Autism is a neurological disorder that affects the way a person communicates and interacts with others. It can be mild, moderate, or severe, and it occurs in all ethnic and socioeconomic groups. People with ASD can have a wide range of symptoms, which is why the disorder is often called a "spectrum" disorder. Some people with ASD are nonverbal, while others may speak but have difficulty carrying on a conversation. Some people with ASD excel in visual or musical abilities. According to, more than half of the people in the US diagnosed with Autism do not have an intellectual disability, and have average or above average intelligence.

The cause of ASD is currently unknown, though research suggests that it may be caused by a combination of genetic and environmental factors. ASD affects four times as many boys as girls.

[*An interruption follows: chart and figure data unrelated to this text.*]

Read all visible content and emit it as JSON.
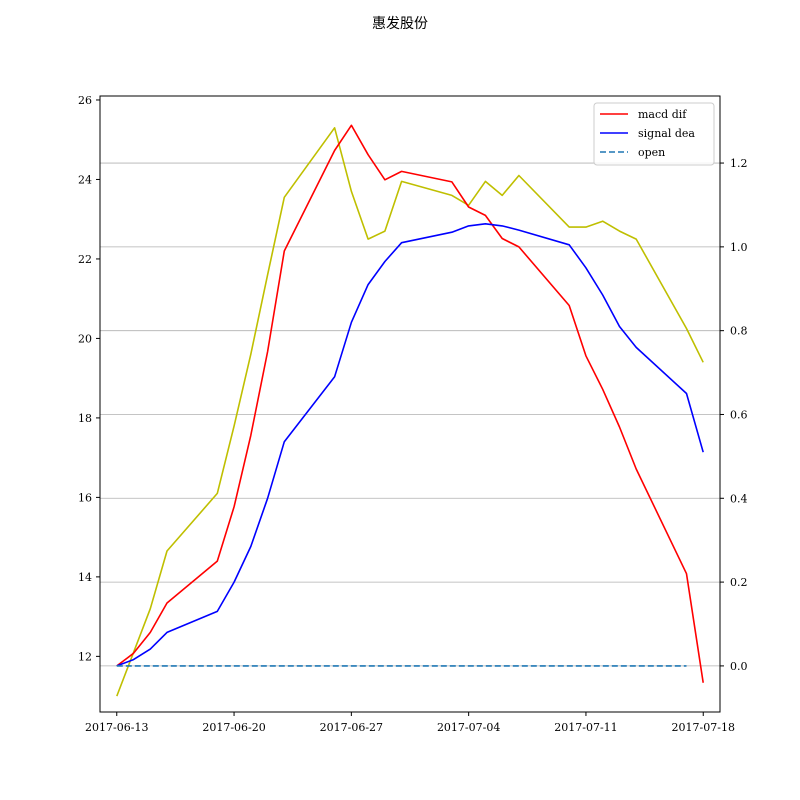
{
  "chart_data": {
    "type": "line",
    "title": "惠发股份",
    "x_ticks": [
      "2017-06-13",
      "2017-06-20",
      "2017-06-27",
      "2017-07-04",
      "2017-07-11",
      "2017-07-18"
    ],
    "x_range": [
      "2017-06-12",
      "2017-07-19"
    ],
    "left_y_range": [
      10.6,
      26.1
    ],
    "left_y_ticks": [
      "12",
      "14",
      "16",
      "18",
      "20",
      "22",
      "24",
      "26"
    ],
    "right_y_range": [
      -0.11,
      1.36
    ],
    "right_y_ticks": [
      "0.0",
      "0.2",
      "0.4",
      "0.6",
      "0.8",
      "1.0",
      "1.2"
    ],
    "grid": "horizontal gridlines on right axis",
    "legend_position": "upper-right",
    "price_series": {
      "axis": "left",
      "color": "#bfbf00",
      "points": [
        [
          "2017-06-13",
          11.0
        ],
        [
          "2017-06-15",
          13.2
        ],
        [
          "2017-06-16",
          14.65
        ],
        [
          "2017-06-19",
          16.1
        ],
        [
          "2017-06-20",
          17.8
        ],
        [
          "2017-06-21",
          19.6
        ],
        [
          "2017-06-22",
          21.6
        ],
        [
          "2017-06-23",
          23.55
        ],
        [
          "2017-06-26",
          25.3
        ],
        [
          "2017-06-27",
          23.7
        ],
        [
          "2017-06-28",
          22.5
        ],
        [
          "2017-06-29",
          22.7
        ],
        [
          "2017-06-30",
          23.95
        ],
        [
          "2017-07-03",
          23.6
        ],
        [
          "2017-07-04",
          23.35
        ],
        [
          "2017-07-05",
          23.95
        ],
        [
          "2017-07-06",
          23.6
        ],
        [
          "2017-07-07",
          24.1
        ],
        [
          "2017-07-10",
          22.8
        ],
        [
          "2017-07-11",
          22.8
        ],
        [
          "2017-07-12",
          22.95
        ],
        [
          "2017-07-13",
          22.7
        ],
        [
          "2017-07-14",
          22.5
        ],
        [
          "2017-07-17",
          20.25
        ],
        [
          "2017-07-18",
          19.4
        ]
      ]
    },
    "series": [
      {
        "name": "macd dif",
        "axis": "right",
        "color": "#ff0000",
        "dash": "solid",
        "points": [
          [
            "2017-06-13",
            0.0
          ],
          [
            "2017-06-14",
            0.03
          ],
          [
            "2017-06-15",
            0.08
          ],
          [
            "2017-06-16",
            0.15
          ],
          [
            "2017-06-19",
            0.25
          ],
          [
            "2017-06-20",
            0.38
          ],
          [
            "2017-06-21",
            0.55
          ],
          [
            "2017-06-22",
            0.75
          ],
          [
            "2017-06-23",
            0.99
          ],
          [
            "2017-06-26",
            1.23
          ],
          [
            "2017-06-27",
            1.29
          ],
          [
            "2017-06-28",
            1.22
          ],
          [
            "2017-06-29",
            1.16
          ],
          [
            "2017-06-30",
            1.18
          ],
          [
            "2017-07-03",
            1.155
          ],
          [
            "2017-07-04",
            1.095
          ],
          [
            "2017-07-05",
            1.075
          ],
          [
            "2017-07-06",
            1.02
          ],
          [
            "2017-07-07",
            1.0
          ],
          [
            "2017-07-10",
            0.86
          ],
          [
            "2017-07-11",
            0.74
          ],
          [
            "2017-07-12",
            0.66
          ],
          [
            "2017-07-13",
            0.57
          ],
          [
            "2017-07-14",
            0.47
          ],
          [
            "2017-07-17",
            0.22
          ],
          [
            "2017-07-18",
            -0.04
          ]
        ]
      },
      {
        "name": "signal dea",
        "axis": "right",
        "color": "#0000ff",
        "dash": "solid",
        "points": [
          [
            "2017-06-13",
            0.0
          ],
          [
            "2017-06-14",
            0.015
          ],
          [
            "2017-06-15",
            0.04
          ],
          [
            "2017-06-16",
            0.08
          ],
          [
            "2017-06-19",
            0.13
          ],
          [
            "2017-06-20",
            0.2
          ],
          [
            "2017-06-21",
            0.285
          ],
          [
            "2017-06-22",
            0.4
          ],
          [
            "2017-06-23",
            0.535
          ],
          [
            "2017-06-26",
            0.69
          ],
          [
            "2017-06-27",
            0.82
          ],
          [
            "2017-06-28",
            0.91
          ],
          [
            "2017-06-29",
            0.965
          ],
          [
            "2017-06-30",
            1.01
          ],
          [
            "2017-07-03",
            1.035
          ],
          [
            "2017-07-04",
            1.05
          ],
          [
            "2017-07-05",
            1.055
          ],
          [
            "2017-07-06",
            1.05
          ],
          [
            "2017-07-07",
            1.04
          ],
          [
            "2017-07-10",
            1.005
          ],
          [
            "2017-07-11",
            0.95
          ],
          [
            "2017-07-12",
            0.885
          ],
          [
            "2017-07-13",
            0.81
          ],
          [
            "2017-07-14",
            0.76
          ],
          [
            "2017-07-17",
            0.65
          ],
          [
            "2017-07-18",
            0.51
          ]
        ]
      },
      {
        "name": "open",
        "axis": "right",
        "color": "#1f77b4",
        "dash": "dashed",
        "points": [
          [
            "2017-06-13",
            0.0
          ],
          [
            "2017-07-17",
            0.0
          ]
        ]
      }
    ]
  }
}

The Centers for Disease Control and Prevention (CDC) estimates that 1 in 59 children in the United States has been diagnosed with ASD. There is no cure for ASD, but treatments can help manage symptoms and improve functioning. The most effective treatment plans will involve a team of professionals, including therapists, counselors, and physicians. Applied behavioral analysis (ABA) is one type of therapy that has been shown to be effective in treating ASD symptoms. ABA involves breaking down tasks into small steps and teaching new skills through repetition and positive reinforcement. Occupational therapy, speech therapy, and physical therapy can also be helpful in treating symptoms of ASD.

With the right support, people with autism can lead fulfilling and successful lives. Here are some things you can do to support someone with autism:

1. Educate yourself about autism

The first step in supporting someone with autism is to educate yourself about the condition. This will help you understand what the person is experiencing and how to best communicate with and support them. There are many resources available online and from your local library.

2. Be patient and understanding

People with autism may communicate or interact differently than you are used to. They may have difficulty understanding social cues or making eye contact. It is important to be patient and understanding when communicating with someone with autism. Give them time to process what you are saying and respond in their own way and at their own pace.

3. Respect their boundaries

People with autism may have difficulty understanding personal space boundaries. They may stand too close or touch people without waiting for permission first. It is important to respect their boundaries and not force them to interact in ways that make them uncomfortable. Explain personal space boundaries in a way that they can understand and give them the opportunity to practice respecting those boundaries.

4. Advocate for their needs

People with autism may need additional support in school, at work, or in social situations. It is important to advocate for their needs so that they can participate fully in life experiences. This may include working with schools or employers to create an accommodating environment or connecting them with social groups or activities that cater to their interests.